Today Yared Demssie successfully defended his dissertation, entitled ‘Identifying and fostering sustainable development competencies. Combining lessons from non-Western and Western contexts’.
Two of the three empirical chapters are published already. These are:
Demssie, Y. N., Wesselink, R., Biemans, H.J.A., & Mulder, M. (2019). Think outside the European box: Identifying sustainability competencies for a base of the pyramid context. Journal of Cleaner Production, 221, 828-838. (Impact Factor: 9.297).
Demssie, Y. N., Biemans, H.J.A., Wesselink, R., & Mulder, M. (2020). Combining indigenous knowledge and modern education to foster sustainability competencies: Towards a set of learning design principles. Sustainability, 12(17), 6823.(Impact factor: 3.251).
The third manuscript is in revision. I have good faith that the third chapter will be published too.
The theme of the dissertation is the identification and development of non-Western competencies on sustainable development. It appeared that many of the competencies which are relevant in Western contexts were also applicable in the non-Western context he studied. But there were various competencies too, which pertained to the non-Western, Ethiopian, context. This appeared to be indigenous knowledge in higher education. With his view Yared is in good company. For, ‘President of the Federal Democratic Republic of Ethiopia, Sahle-Work Zewde, who is also Chair of the International Commission on the Futures of Education recently stated ‘We must ensure that Africa has full access to the collective knowledge resources that humanity has accumulated over generations. And, as important, we must ensure that Africans are able to contribute to, and add, their indigenous wisdom and innovation to the global knowledge commons’. Furthermore, the 2021 Unesco report ‘REIMAGINING OUR FUTURES TOGETHER: A new social contract for education’, says: ‘In general, formal education fails to recognize indigenous knowledge and learning systems and does not respond to the realities and aspirations of indigenous peoples both in rural and urban settings’. And: ‘…the science of pedagogy has … become an expert competence which has often rejected or treated with suspicion informal, indigenous, and not easily accessible knowledges’. And finally: ‘Indigenous knowledge systems raise students’ consciousness that they are part of the natural community, and can draw from the values, practices, and spiritual consciousness that have enabled humanity to live in harmony with the planet for millennia’.

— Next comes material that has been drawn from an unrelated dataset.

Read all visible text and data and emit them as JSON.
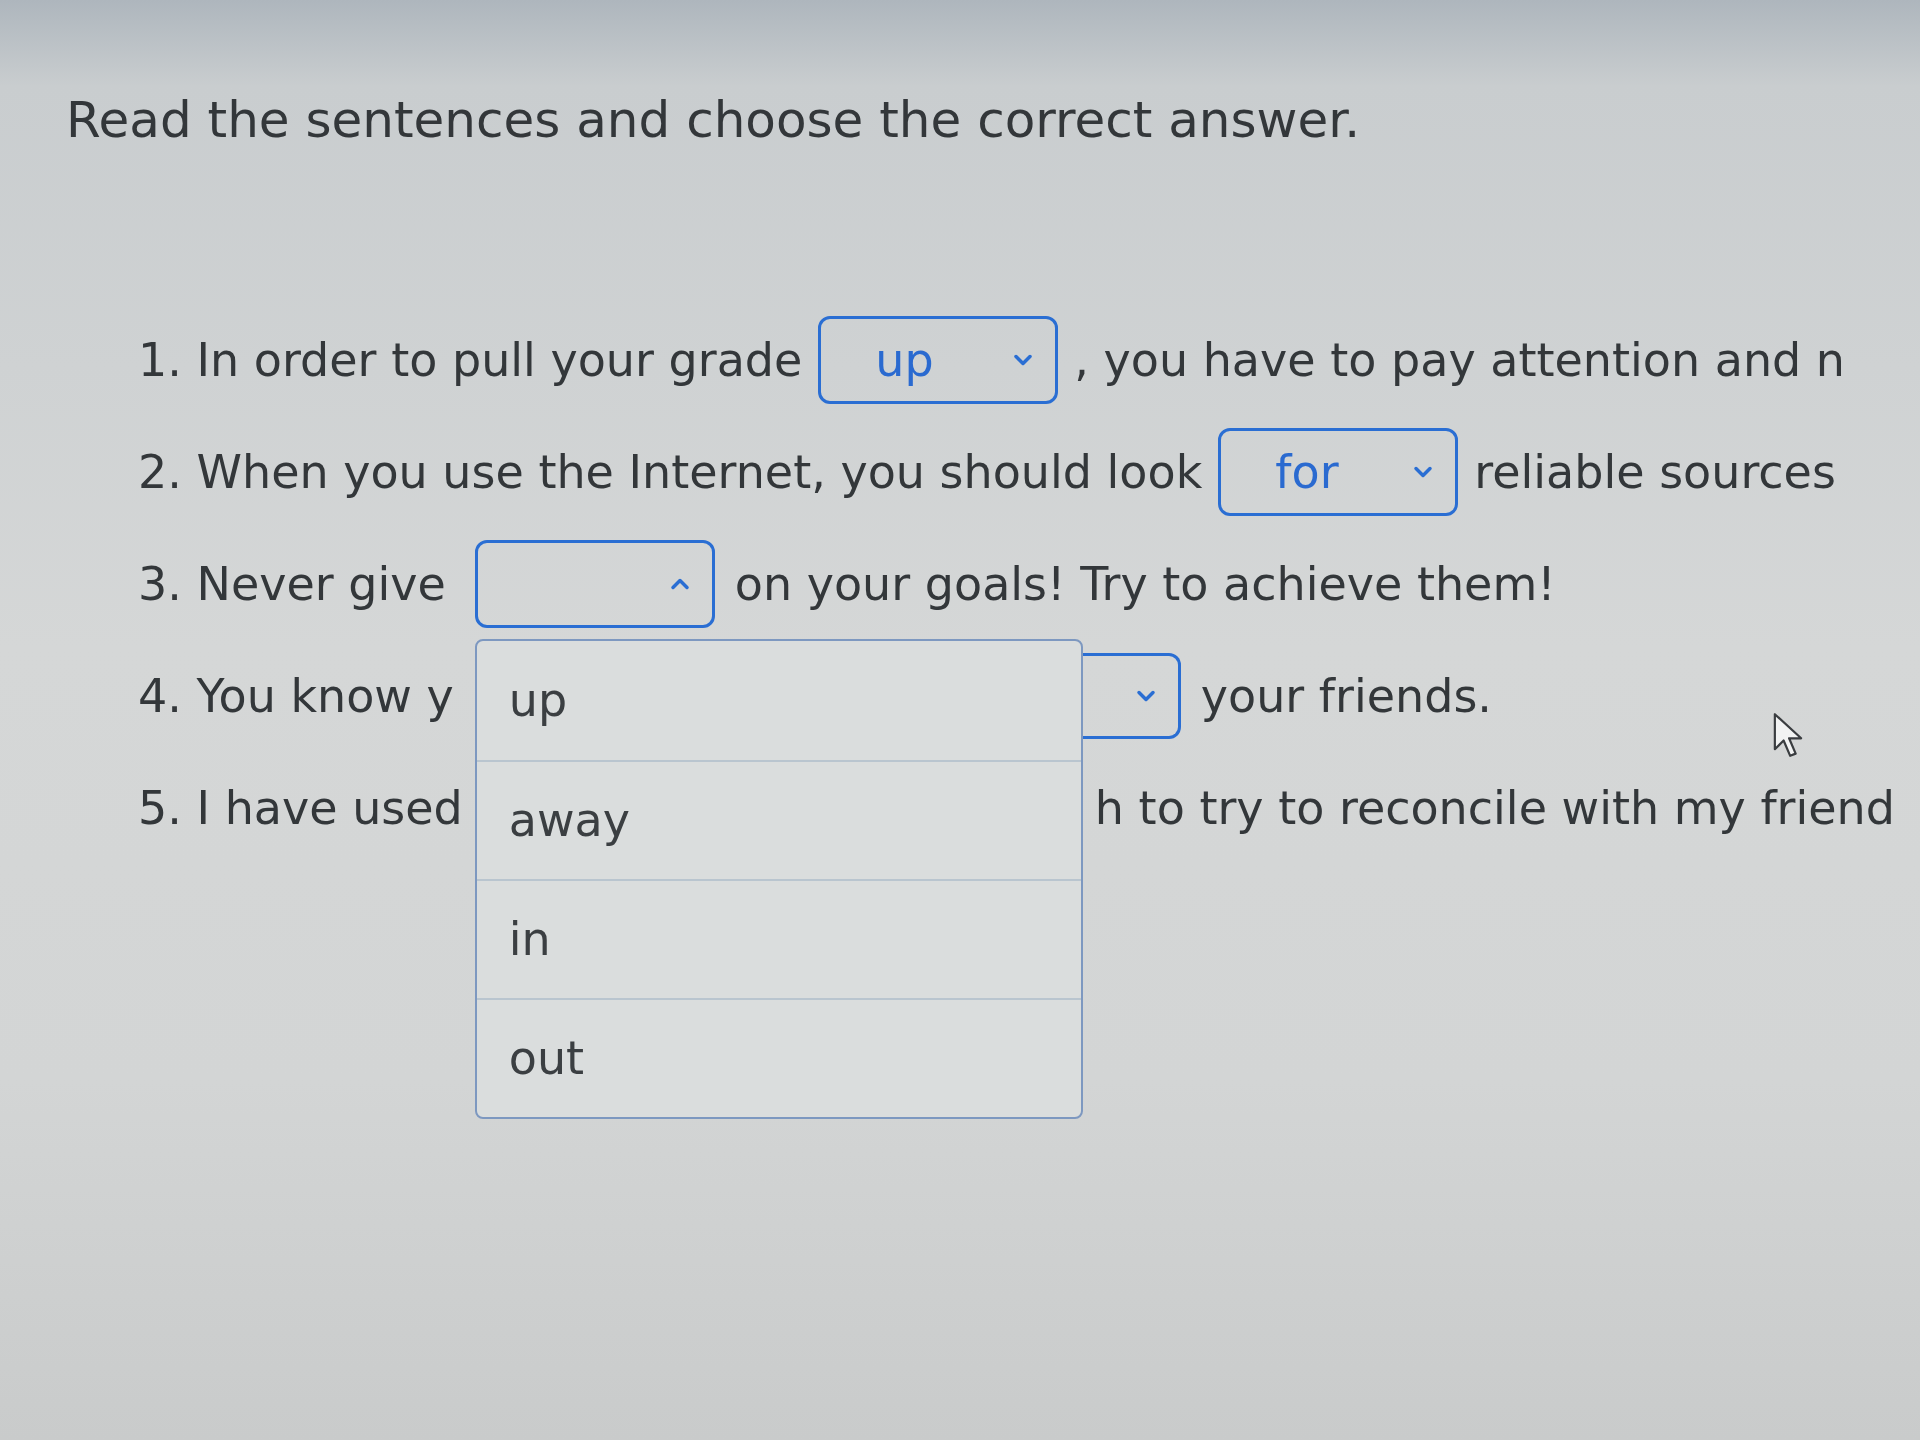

So, in my opinion, a general plea for including indigenous knowledge in education worldwide is not necessary anymore. Now the question becomes: how to do that. The good thing is that Yared’s dissertation went that extra mile. His dissertation specified what the sustainability competencies entail in a non-Western context, which learning design principles are useful in the process of including indigenous knowledge in education, and what authentic learning approaches can be used to foster systems thinking as an essential sustainability competency.
Thanks Yared for a wonderful dissertation. I hope your publications find their way to the interested audience worldwide.
It was a special moment today, as you were my 28th PhD graduate, and the last one in which I acted as Promotor.
Thanks Huub Savelkoul for chairing the session, Sietze Vellema, Marco Rieckmann, Michael Gessler and Paquita Perez, for serving as opponents. Thanks too Renate Wesselink and Harm Biemans for you daily supervision of this project.